It's been over a year since I last posted. I'm not sure that anyone has actually noticed, but...
So, I've finished my first year at Clemson in the History MA program and am well into my second year. It's getting a lot more stressful because there is a lot more pressure to work on my thesis. Grad school is also a lot different than I thought it would be, and I don't really love it at all. I'm basically just doing what I need to do to finish this degree and be done with it. This also adds to my stress because I obviously don't want to go on to get a Ph.D, so now I'm left trying to figure out what to do with my life since I won't be getting a doctorate.
It's also been really hard being away from my friends. I have friends in Clemson, but most of them are more like friends of convenience, rather than the close friendships I developed in college. This is made even harder by the fact that I am terrible at keeping up with people long-distance. It's been especially hard to be away from Anna and it's difficult not having a relationship even remotely like ours here in Clemson. Luckily, my dad gets some frequent flier miles and I've been able to visit her in Louisville, and she still comes home for holidays. Still, it's not the same as when we lived together and spent almost 24/7 together for four years. I miss her a lot.

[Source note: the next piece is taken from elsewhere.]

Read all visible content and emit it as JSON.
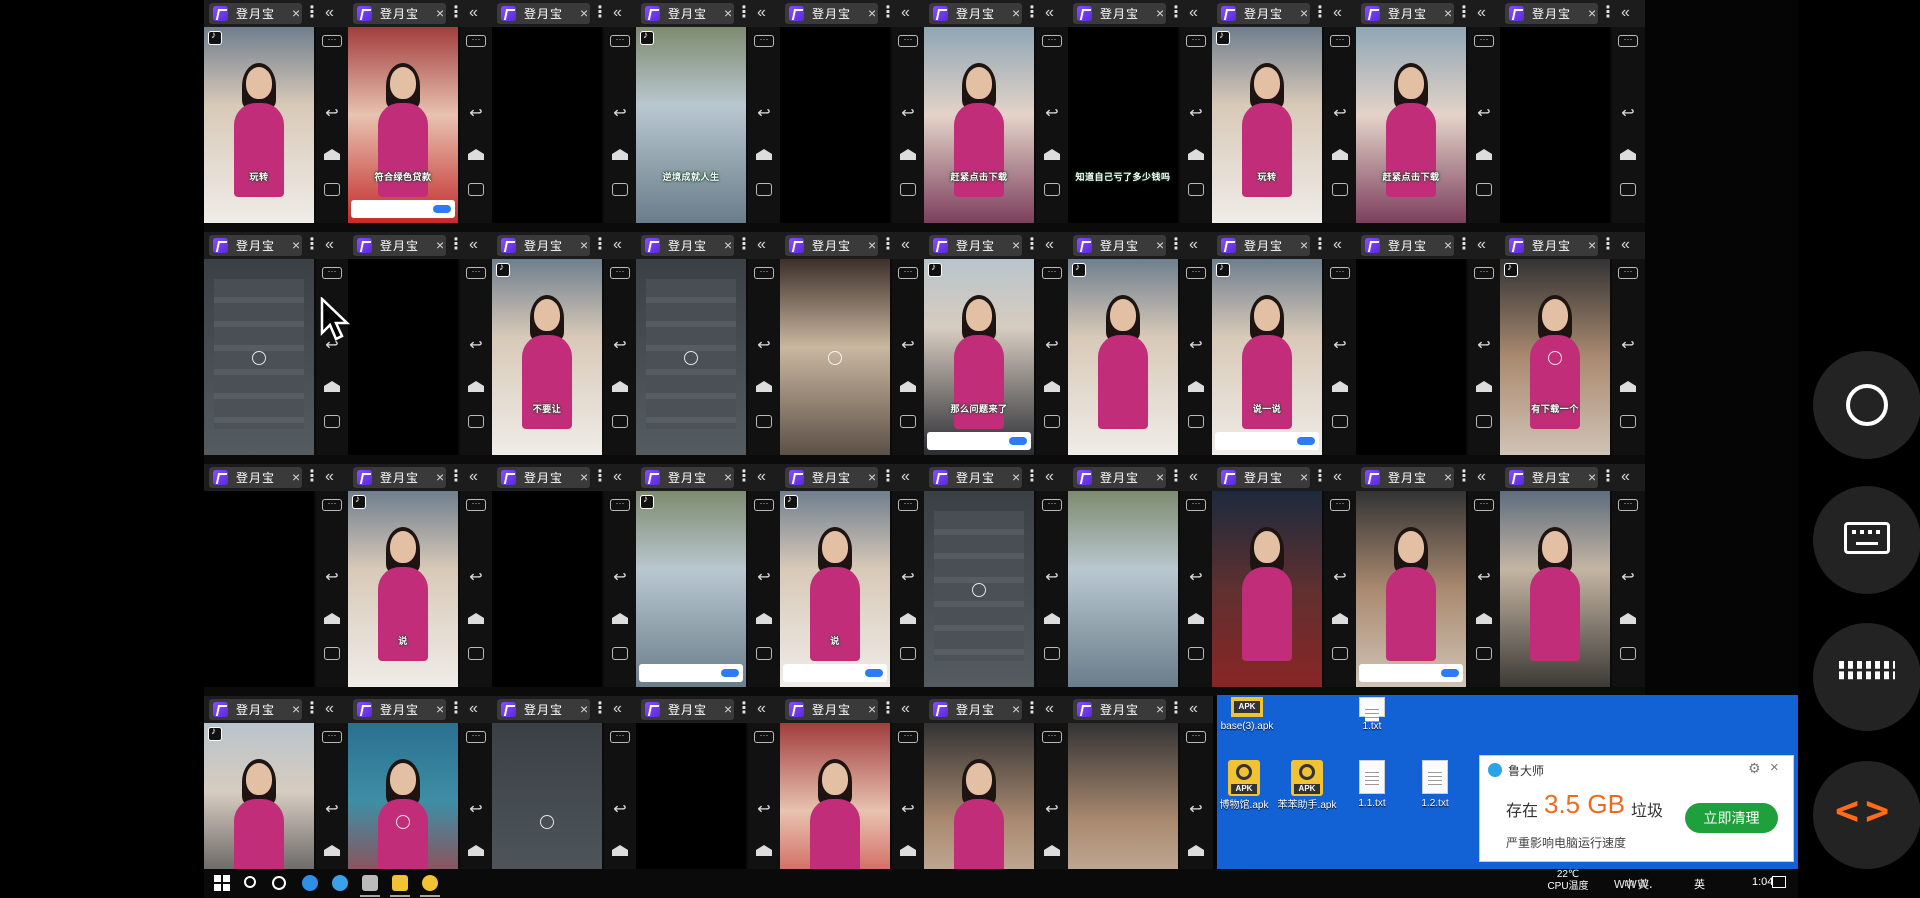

In order to lighten this post a bit, I'll share some excellent things that some of my students have written on their exams in the last year or so:
- Napoleon and Louisiana were the king and queen of France.
- Catherine the Great said "let them eat cake."
- "During the Enlightenment, the well educated people's lifes thinking change due to new information available but this vast increase in nollege was slow to trinkle down to the pheasant farmers who few means of communication."
- The country of Europe was struggling before absolutism because it had no government.
- Kepler believed that the earth was the center of the universe and he was eventually proven right.
- Napoleon was a leading factor in the cause of the French Revolution, which led to the beginning of the American Revolution.